Дон Жуан. Жизнь и смерть дона Мигеля из Маньяры - Томан Йозеф. Страница 20
— Такова, однако, привычка — не скажу похвальная — моего господина. Его милость встает с солнцем, и ко времени утренней зари он уже на молитве. Да ты об этом не размышляй, просто повинуйся, и дело с концом. Второе: пусть на столе за завтраком всегда стоят свежие цветы. Понял? Третье: то, что я скажу, закон.
— Но, может, его милость…
— Это одно и то же, старичок. Что он, что я. Что один из нас скажет, то священно, и никаких отговорок. Четвертое: ах, черт, что же четвертое? А, вспомнил. Это тебя не касается. Об этом я поговорю с поваром. А теперь прибери-ка здесь получше, душенька…
— Кто? Я? — оскорбленной фистулой пискнул старик. — Я дворецкий, а ты… ты…
— Лучше не договаривай, чтоб нам не поссориться. А коли ты дворецкий, старый гордец, то возьми да прикажи здесь убрать. Я пошел на кухню.
Старик таращит ему вслед водянистые глаза, шепча бранные слова. А Каталинон уже бушует в кухне:
— Это называется вымытое блюдо?

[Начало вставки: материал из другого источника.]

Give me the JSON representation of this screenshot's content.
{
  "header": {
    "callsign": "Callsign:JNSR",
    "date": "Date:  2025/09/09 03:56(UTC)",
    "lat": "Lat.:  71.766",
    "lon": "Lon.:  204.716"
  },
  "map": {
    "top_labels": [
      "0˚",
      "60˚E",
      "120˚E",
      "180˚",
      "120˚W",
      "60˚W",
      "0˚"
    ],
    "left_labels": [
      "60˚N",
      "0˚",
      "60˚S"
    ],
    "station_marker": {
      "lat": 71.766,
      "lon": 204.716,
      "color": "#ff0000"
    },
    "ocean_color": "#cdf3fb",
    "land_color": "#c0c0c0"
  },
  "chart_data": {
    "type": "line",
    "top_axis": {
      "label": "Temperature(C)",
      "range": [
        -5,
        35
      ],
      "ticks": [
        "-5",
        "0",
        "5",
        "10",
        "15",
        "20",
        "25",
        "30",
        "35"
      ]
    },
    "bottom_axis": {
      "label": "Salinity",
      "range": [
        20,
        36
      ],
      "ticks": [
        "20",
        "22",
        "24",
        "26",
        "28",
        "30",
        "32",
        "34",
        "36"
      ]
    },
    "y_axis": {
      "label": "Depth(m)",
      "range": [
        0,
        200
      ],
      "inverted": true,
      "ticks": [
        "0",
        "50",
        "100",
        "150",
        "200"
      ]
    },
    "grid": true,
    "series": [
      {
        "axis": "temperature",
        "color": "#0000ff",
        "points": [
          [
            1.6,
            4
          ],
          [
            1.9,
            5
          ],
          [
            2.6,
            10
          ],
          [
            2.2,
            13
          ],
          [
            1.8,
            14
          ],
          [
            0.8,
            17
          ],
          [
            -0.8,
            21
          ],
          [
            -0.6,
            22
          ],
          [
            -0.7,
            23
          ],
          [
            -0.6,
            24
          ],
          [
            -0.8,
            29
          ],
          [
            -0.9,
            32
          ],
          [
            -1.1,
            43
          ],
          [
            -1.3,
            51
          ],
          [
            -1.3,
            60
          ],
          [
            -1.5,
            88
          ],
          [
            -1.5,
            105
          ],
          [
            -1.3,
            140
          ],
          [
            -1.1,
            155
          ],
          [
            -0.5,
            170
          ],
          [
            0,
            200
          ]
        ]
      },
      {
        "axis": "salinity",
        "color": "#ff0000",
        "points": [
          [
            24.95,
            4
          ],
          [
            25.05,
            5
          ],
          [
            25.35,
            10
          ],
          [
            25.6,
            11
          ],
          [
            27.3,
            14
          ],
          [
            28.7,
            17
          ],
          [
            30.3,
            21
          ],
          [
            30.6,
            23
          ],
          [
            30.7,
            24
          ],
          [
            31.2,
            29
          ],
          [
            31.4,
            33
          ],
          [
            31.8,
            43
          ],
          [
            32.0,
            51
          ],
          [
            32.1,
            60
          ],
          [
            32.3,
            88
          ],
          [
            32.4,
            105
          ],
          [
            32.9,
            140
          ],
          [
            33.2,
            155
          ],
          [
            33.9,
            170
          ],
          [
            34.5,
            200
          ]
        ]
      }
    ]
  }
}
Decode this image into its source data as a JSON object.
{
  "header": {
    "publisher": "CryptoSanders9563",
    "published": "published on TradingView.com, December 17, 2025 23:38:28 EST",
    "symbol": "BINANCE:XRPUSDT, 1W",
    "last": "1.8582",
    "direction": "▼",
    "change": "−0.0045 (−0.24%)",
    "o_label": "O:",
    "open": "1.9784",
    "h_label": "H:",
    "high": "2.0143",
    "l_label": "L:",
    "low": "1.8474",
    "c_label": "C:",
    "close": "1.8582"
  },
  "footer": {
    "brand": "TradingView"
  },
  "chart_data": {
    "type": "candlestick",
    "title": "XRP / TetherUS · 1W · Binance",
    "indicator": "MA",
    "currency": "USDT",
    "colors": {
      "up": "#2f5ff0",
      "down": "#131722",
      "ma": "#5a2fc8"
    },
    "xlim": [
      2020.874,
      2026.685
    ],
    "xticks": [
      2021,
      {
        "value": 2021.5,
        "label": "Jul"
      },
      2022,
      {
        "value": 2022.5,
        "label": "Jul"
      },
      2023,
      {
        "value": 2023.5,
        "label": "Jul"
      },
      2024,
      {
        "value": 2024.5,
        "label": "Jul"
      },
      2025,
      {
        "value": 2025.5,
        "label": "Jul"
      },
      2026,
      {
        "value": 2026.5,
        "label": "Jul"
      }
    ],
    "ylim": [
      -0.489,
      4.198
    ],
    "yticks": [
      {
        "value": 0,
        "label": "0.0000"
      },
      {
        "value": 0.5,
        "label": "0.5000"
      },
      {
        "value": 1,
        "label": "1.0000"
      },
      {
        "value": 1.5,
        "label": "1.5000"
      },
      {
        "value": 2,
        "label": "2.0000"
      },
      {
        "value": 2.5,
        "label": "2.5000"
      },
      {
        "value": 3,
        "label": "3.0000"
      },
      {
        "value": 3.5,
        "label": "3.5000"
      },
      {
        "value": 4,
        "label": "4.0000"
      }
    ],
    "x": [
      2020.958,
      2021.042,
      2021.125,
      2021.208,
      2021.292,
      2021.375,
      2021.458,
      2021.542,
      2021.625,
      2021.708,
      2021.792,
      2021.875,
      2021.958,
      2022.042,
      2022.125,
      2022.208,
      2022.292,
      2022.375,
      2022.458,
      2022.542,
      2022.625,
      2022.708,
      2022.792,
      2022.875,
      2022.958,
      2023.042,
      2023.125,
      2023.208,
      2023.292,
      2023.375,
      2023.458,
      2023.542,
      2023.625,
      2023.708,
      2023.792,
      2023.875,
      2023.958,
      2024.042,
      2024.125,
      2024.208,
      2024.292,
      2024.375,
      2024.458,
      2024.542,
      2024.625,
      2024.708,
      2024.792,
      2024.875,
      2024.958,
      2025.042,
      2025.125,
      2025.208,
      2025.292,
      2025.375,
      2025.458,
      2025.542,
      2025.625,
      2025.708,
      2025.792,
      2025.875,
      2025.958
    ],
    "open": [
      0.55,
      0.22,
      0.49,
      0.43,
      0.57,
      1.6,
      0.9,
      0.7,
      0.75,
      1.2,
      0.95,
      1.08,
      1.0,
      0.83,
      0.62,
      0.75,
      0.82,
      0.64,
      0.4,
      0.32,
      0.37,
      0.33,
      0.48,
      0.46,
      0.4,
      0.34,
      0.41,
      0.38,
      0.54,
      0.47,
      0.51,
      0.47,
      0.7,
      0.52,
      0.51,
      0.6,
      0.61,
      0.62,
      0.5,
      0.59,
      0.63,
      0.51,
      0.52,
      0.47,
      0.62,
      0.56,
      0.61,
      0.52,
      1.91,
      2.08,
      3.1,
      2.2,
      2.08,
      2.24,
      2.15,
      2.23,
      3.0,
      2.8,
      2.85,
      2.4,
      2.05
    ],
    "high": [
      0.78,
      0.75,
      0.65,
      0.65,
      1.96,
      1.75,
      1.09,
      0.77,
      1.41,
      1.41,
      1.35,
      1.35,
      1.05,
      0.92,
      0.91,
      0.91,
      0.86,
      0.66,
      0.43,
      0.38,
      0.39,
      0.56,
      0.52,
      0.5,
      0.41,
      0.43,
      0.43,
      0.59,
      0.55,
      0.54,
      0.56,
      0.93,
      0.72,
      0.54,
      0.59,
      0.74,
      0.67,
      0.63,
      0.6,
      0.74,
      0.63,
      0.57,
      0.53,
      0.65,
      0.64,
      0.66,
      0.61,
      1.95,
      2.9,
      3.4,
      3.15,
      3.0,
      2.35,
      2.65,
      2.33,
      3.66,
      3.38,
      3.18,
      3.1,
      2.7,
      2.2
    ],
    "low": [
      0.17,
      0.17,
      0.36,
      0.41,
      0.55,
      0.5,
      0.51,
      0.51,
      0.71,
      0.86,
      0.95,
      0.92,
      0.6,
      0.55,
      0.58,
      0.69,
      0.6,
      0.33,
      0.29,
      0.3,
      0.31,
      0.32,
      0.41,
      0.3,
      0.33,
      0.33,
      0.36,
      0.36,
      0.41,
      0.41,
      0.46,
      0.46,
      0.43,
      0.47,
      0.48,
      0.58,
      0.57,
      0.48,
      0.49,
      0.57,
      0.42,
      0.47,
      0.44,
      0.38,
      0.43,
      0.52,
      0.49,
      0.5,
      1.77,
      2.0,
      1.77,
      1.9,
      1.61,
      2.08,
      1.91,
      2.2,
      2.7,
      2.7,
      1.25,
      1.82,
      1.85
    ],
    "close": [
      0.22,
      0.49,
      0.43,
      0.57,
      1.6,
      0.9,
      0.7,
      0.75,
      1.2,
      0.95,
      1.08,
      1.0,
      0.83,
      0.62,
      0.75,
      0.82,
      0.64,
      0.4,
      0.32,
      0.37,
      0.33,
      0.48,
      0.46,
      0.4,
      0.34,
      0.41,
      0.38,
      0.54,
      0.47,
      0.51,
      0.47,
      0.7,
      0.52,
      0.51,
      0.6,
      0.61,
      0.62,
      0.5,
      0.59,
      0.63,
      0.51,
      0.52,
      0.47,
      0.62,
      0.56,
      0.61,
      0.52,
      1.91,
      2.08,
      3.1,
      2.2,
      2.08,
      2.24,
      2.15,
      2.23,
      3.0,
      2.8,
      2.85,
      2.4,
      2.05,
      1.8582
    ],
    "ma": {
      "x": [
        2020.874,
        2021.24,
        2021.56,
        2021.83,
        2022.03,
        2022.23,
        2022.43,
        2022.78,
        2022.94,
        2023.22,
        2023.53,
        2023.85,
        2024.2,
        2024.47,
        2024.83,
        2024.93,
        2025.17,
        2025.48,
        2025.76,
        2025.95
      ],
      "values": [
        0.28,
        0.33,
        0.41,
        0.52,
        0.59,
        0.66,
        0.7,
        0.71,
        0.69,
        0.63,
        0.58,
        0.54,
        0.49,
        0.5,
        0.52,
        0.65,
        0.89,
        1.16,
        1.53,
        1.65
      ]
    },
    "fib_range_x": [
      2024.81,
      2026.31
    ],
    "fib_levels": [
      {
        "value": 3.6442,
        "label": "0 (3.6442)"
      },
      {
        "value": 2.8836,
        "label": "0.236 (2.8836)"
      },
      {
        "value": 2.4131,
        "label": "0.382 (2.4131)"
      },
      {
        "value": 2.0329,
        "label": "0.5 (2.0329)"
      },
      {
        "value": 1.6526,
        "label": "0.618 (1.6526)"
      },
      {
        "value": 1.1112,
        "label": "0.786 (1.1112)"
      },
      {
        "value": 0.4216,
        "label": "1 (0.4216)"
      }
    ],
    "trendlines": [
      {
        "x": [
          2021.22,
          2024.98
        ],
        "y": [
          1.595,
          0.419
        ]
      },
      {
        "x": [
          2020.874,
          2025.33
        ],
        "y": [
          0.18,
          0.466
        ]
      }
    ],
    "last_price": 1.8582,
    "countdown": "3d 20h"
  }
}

К чертям рогатым! Кто тут моет посуду?
— Я, — боязливо отвечает черноволосая девушка.
— Ты? А ты хорошенькая, гром и молния! Как тебя звать?
— Анита.
— Хорошо. Мой лучше, заслужишь мое одобрение. Повар!
— Слушаю, ваша милость…
— Каждое утро — вареное яйцо. Поджаренный хлеб, масло, птица и фрукты. Каждое утро будешь докладывать мне, что готовишь на целый день.
— Слушаюсь, сеньор!
Каталинон садится во главе стола:
— Здесь будет мое место, твое, старушка, справа от меня, а старичка — слева. Мы вместе ведем дворец, значит, и сидеть нам вместе.
Старикам это нравится. Правда, этот ветрогон обижает их и насмешничает, но в конце концов он знает, что полагается.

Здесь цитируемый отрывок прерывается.